Шеннон, наоборот, конец проповеди слушал рассеянно, но вот до него донесся скрип старых лестничных ступенек и шум пришедших в движение прихожан. Священник приблизился к алтарю и прочел несколько молитв. К нему подошли шестеро мужчин и две женщины, державшие большую плащаницу, отделанную кружевами.

Все они, вместе со служкой и пономарем, устремились к полутемному приделу в той части церкви, где стояли сплавщики. В глубине придела, при свете нескольких свечей, виднелось распятие в человеческий рост, исполненное в грубой, но впечатляющей манере, с тем чрезмерным реализмом, когда подобие оборачивается искажением. Черные настоящие волосы спадали на лицо, тело обтягивала кожа, помогавшая крепче присоединить плечи к туловищу, не потерявшему гибкости. Это было одно из тех истинно испанских распятий, которые, подобно знаменитым статуям из Оренсе или Бургоса, властно направляют религиозный порыв в русло трагической и мрачной тайны.
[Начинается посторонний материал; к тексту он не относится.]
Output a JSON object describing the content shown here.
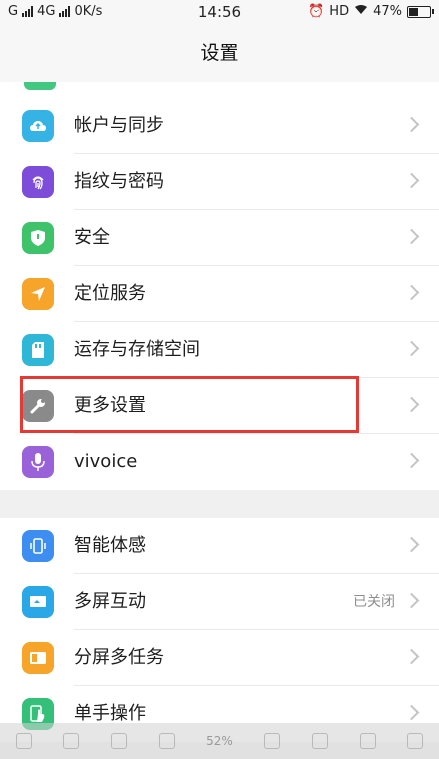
{
  "status_bar": {
    "carrier1": "G",
    "carrier2": "4G",
    "speed": "0K/s",
    "time": "14:56",
    "hd": "HD",
    "battery": "47%",
    "battery_level": 0.47
  },
  "header": {
    "title": "设置"
  },
  "group1": {
    "items": [
      {
        "label": "帐户与同步",
        "icon": "cloud-icon",
        "color": "#34b3e4"
      },
      {
        "label": "指纹与密码",
        "icon": "fingerprint-icon",
        "color": "#7d4cd8"
      },
      {
        "label": "安全",
        "icon": "shield-icon",
        "color": "#3fc36a"
      },
      {
        "label": "定位服务",
        "icon": "location-arrow-icon",
        "color": "#f7a42b"
      },
      {
        "label": "运存与存储空间",
        "icon": "sd-card-icon",
        "color": "#2eb7d6"
      },
      {
        "label": "更多设置",
        "icon": "wrench-icon",
        "color": "#8a8a8a"
      },
      {
        "label": "vivoice",
        "icon": "microphone-icon",
        "color": "#9a62d8"
      }
    ]
  },
  "group2": {
    "items": [
      {
        "label": "智能体感",
        "icon": "phone-gesture-icon",
        "color": "#3d8ef0",
        "value": ""
      },
      {
        "label": "多屏互动",
        "icon": "screen-cast-icon",
        "color": "#2aa7e6",
        "value": "已关闭"
      },
      {
        "label": "分屏多任务",
        "icon": "split-screen-icon",
        "color": "#f7a42b",
        "value": ""
      },
      {
        "label": "单手操作",
        "icon": "hand-icon",
        "color": "#35c07a",
        "value": ""
      }
    ]
  },
  "overlay": {
    "zoom": "52%"
  },
  "colors": {
    "highlight": "#e53935",
    "chevron": "#c4c4c4"
  }
}
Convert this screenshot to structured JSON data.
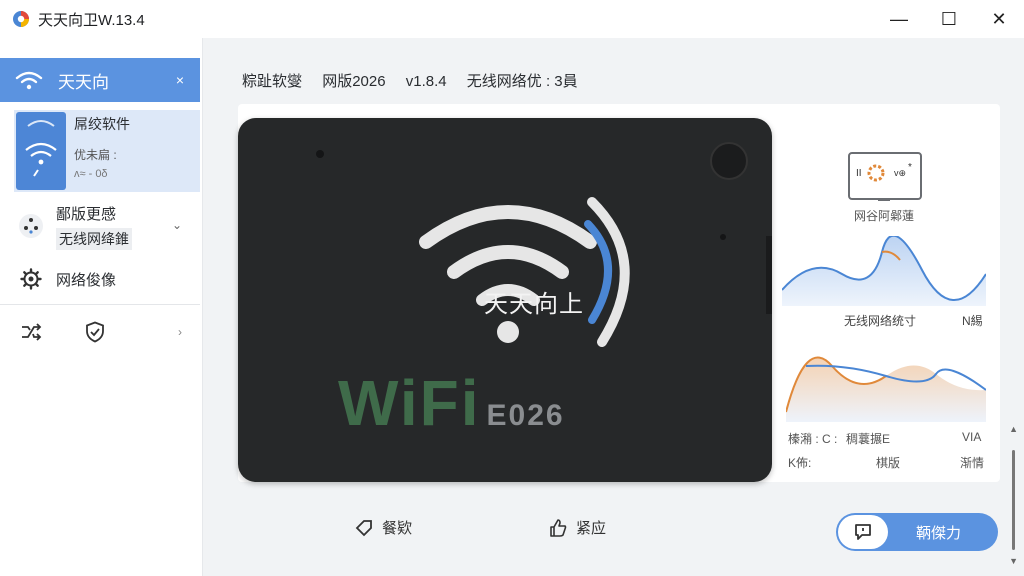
{
  "window": {
    "title": "天天向卫W.13.4",
    "controls": {
      "minimize": "—",
      "maximize": "☐",
      "close": "✕"
    }
  },
  "sidebar": {
    "active_item": {
      "label": "天天向",
      "close": "×"
    },
    "card": {
      "title": "屌绞软件",
      "line1": "优未扁 :",
      "line2": "ʌ≈ - 0δ"
    },
    "update_item": {
      "line1": "鄙版更感",
      "line2": "无线网绛錐"
    },
    "settings_item": {
      "label": "网络俊像"
    },
    "tools_item": {}
  },
  "header": {
    "parts": [
      "粽趾软燮",
      "网版2026",
      "v1.8.4",
      "无线网络优 : 3員"
    ]
  },
  "hero": {
    "title": "天天向上",
    "brand": "WiFi",
    "brand_suffix": "E026"
  },
  "right_panel": {
    "monitor_label": "网谷阿鄵蓮",
    "chart1_caption": "无线网络统寸",
    "chart1_caption_right": "N緆",
    "stats": [
      {
        "a": "榛潲 : C :",
        "b": "稠蘘搌Ε",
        "c": "VIA"
      },
      {
        "a": "K佈:",
        "b": "棋版",
        "c": "渐情"
      }
    ]
  },
  "actions": {
    "feedback_label": "餐欵",
    "like_label": "紧应",
    "primary_label": "鞆傑力"
  },
  "colors": {
    "accent": "#5b93e0",
    "orange": "#e0893a",
    "chart_blue": "#4a86d4"
  }
}
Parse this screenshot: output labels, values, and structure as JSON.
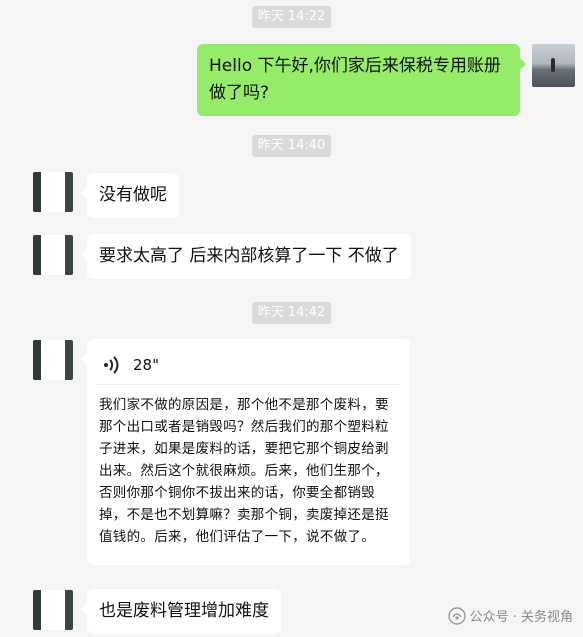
{
  "messages": {
    "ts1": "昨天 14:22",
    "msg1": "Hello 下午好,你们家后来保税专用账册做了吗?",
    "ts2": "昨天 14:40",
    "msg2": "没有做呢",
    "msg3": "要求太高了 后来内部核算了一下 不做了",
    "ts3": "昨天 14:42",
    "voice": {
      "duration": "28\"",
      "transcript": "我们家不做的原因是，那个他不是那个废料，要那个出口或者是销毁吗？然后我们的那个塑料粒子进来，如果是废料的话，要把它那个铜皮给剥出来。然后这个就很麻烦。后来，他们生那个，否则你那个铜你不拔出来的话，你要全都销毁掉，不是也不划算嘛？卖那个铜，卖废掉还是挺值钱的。后来，他们评估了一下，说不做了。"
    },
    "msg4": "也是废料管理增加难度"
  },
  "watermark": {
    "text": "公众号 · 关务视角"
  },
  "colors": {
    "background": "#f5f5f5",
    "sent_bubble": "#95ec69",
    "received_bubble": "#ffffff",
    "timestamp_bg": "#dadada"
  }
}
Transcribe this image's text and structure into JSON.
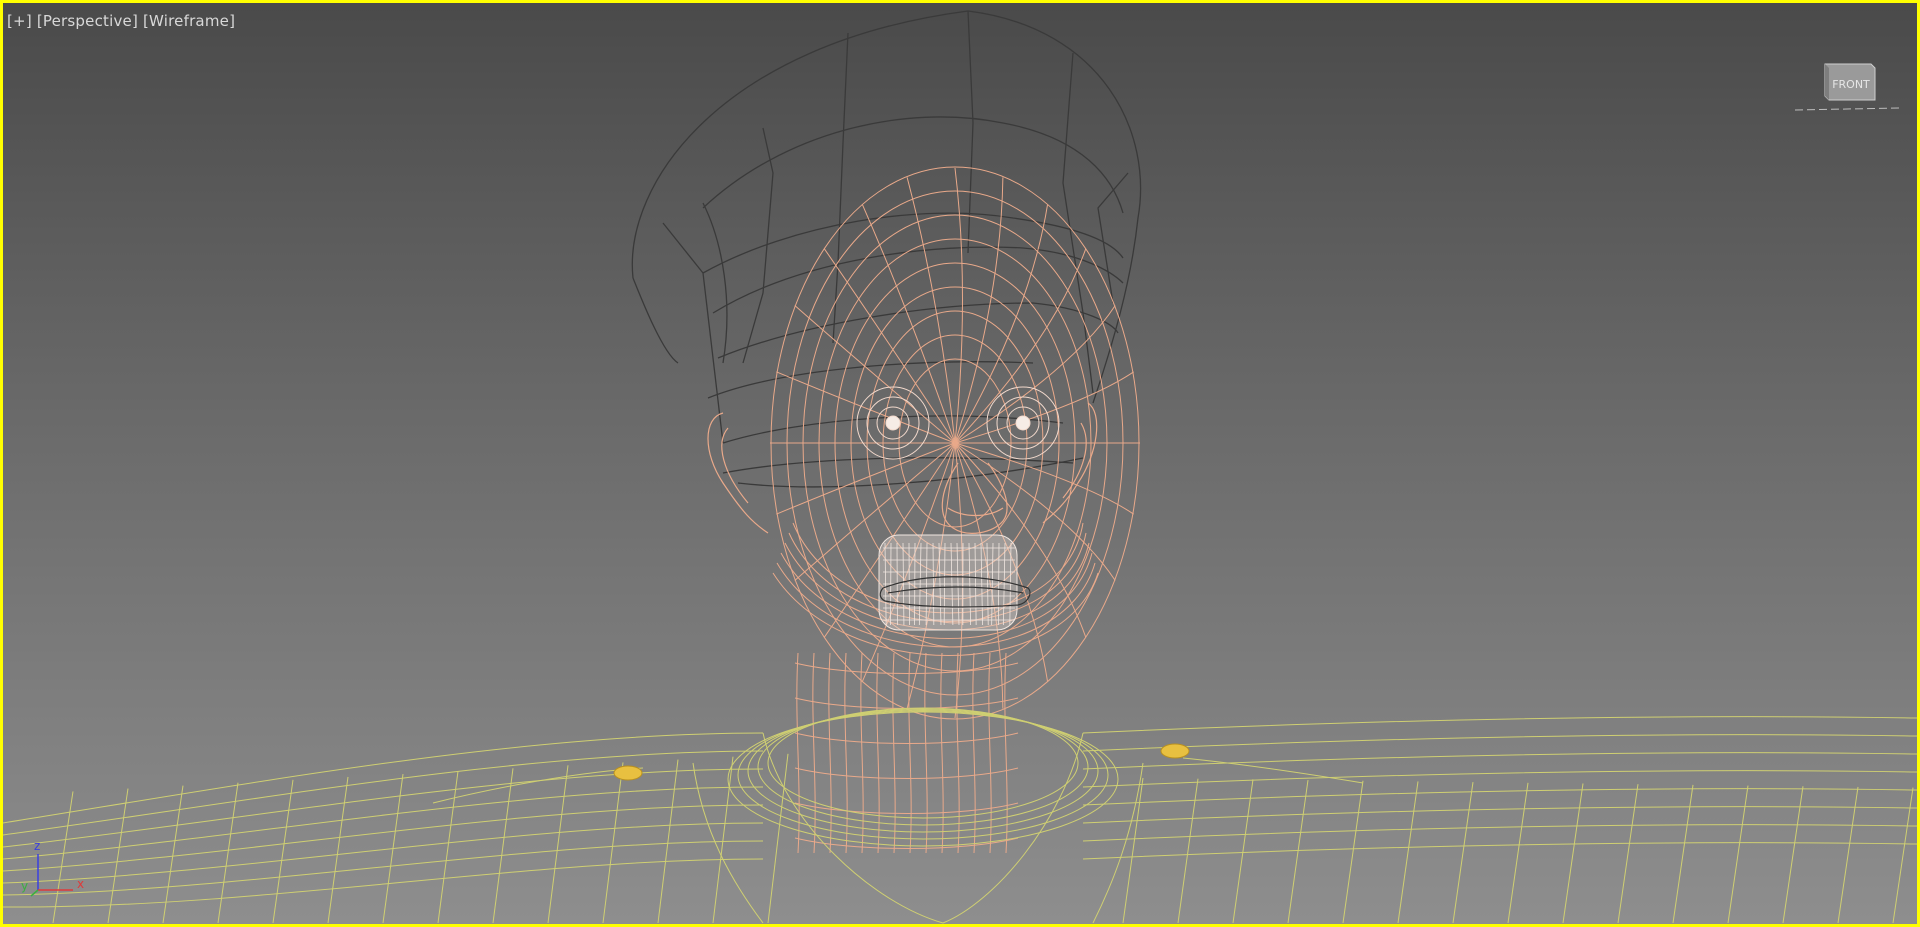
{
  "viewport": {
    "label": {
      "plus": "[+]",
      "view": "[Perspective]",
      "shading": "[Wireframe]"
    },
    "active_border_color": "#ffff00",
    "background_top": "#4a4a4a",
    "background_bottom": "#8e8e8e"
  },
  "viewcube": {
    "face_label": "FRONT",
    "icon": "viewcube-icon"
  },
  "axis_tripod": {
    "z_label": "z",
    "y_label": "y",
    "x_label": "x"
  },
  "scene": {
    "object": "character-head-wireframe",
    "colors": {
      "skin": "#e9a98a",
      "hat": "#3a3a3a",
      "body": "#cfcf72",
      "teeth": "#f0e6e0",
      "gold_badge": "#e8c040"
    }
  }
}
Светлый образ того, кто проповедовал любовь в Палестине, казалось, был распят кельтиберами еще более жестоко, чем на вершине Голгофы. И наводил на мысль не о жертве, принесенной ради любви, а скорее о черной магии, о сделке с темными силами, о подношении царству мрака, ибо ни одна Черная Месса не смогла бы нанести больше ран Иисусу, чем эти неизвестные скульпторы. Шеннон, стоя перед распятием, вопрошал себя, что водило рукой резчика – благочестие или варварское суеверие, и овладеет ли верующим, обратившим взор к подобному распятию, дух евангельской любви или оно пробудит в нем могущественные и таинственные силы, жаждущие лишь крови.

Таков был распятый Христос, которого одетые в траур крестьяне, взволнованные и вместе с тем одержимые, преисполненные достоинства священнослужителей, стали снимать с креста. Ржавые гвозди, извлекаемые из дерева лишь раз в году, со скрежетом цеплялись за отверстия в кресте, и седой старик, взобравшийся на лесенку, отдувался и кряхтел. Он кряхтел до тех пор, пока не извлек три гвоздя, после чего тело господне начали опускать на плащаницу, чтобы потом положить в гроб, стоявший на полу. Женщины с благоговением поддерживали плащаницу, пока мужчины почтительно опускали тело. Но, чтобы уложить тело в гроб, потребовалось согнуть руки, и тогда вся торжественность исчезла. Пересохшая кожа, с помощью которой руки присоединялись к туловищу, не поддавалась, издавая безобразный скрип. Мужчины потеряли терпение и ожесточенно, уже отнюдь не благоговейно, принялись сгибать руки; они тяжело дышали и не жалели сил, лишь бы добиться своего. Потом склонились над святыми останками, почти заслонив их своими черными фигурами. И эта возня в полумраке храма, это тяжелое сопение, эти усилия и приглушенные возгласы наводили на мысль о настоящем убийстве. Две женщины держали плащаницу так, словно хотели скрыть злодеяние, напоминая соучастниц одного из деревенских убийств, когда вся семья по каким-то темным причинам сговаривается убрать того, кто им мешает, а потом, ночью, расчленив тело убитого, закапывает его на скотном дворе, под навозной кучей, чтобы труп нельзя было найти по запаху.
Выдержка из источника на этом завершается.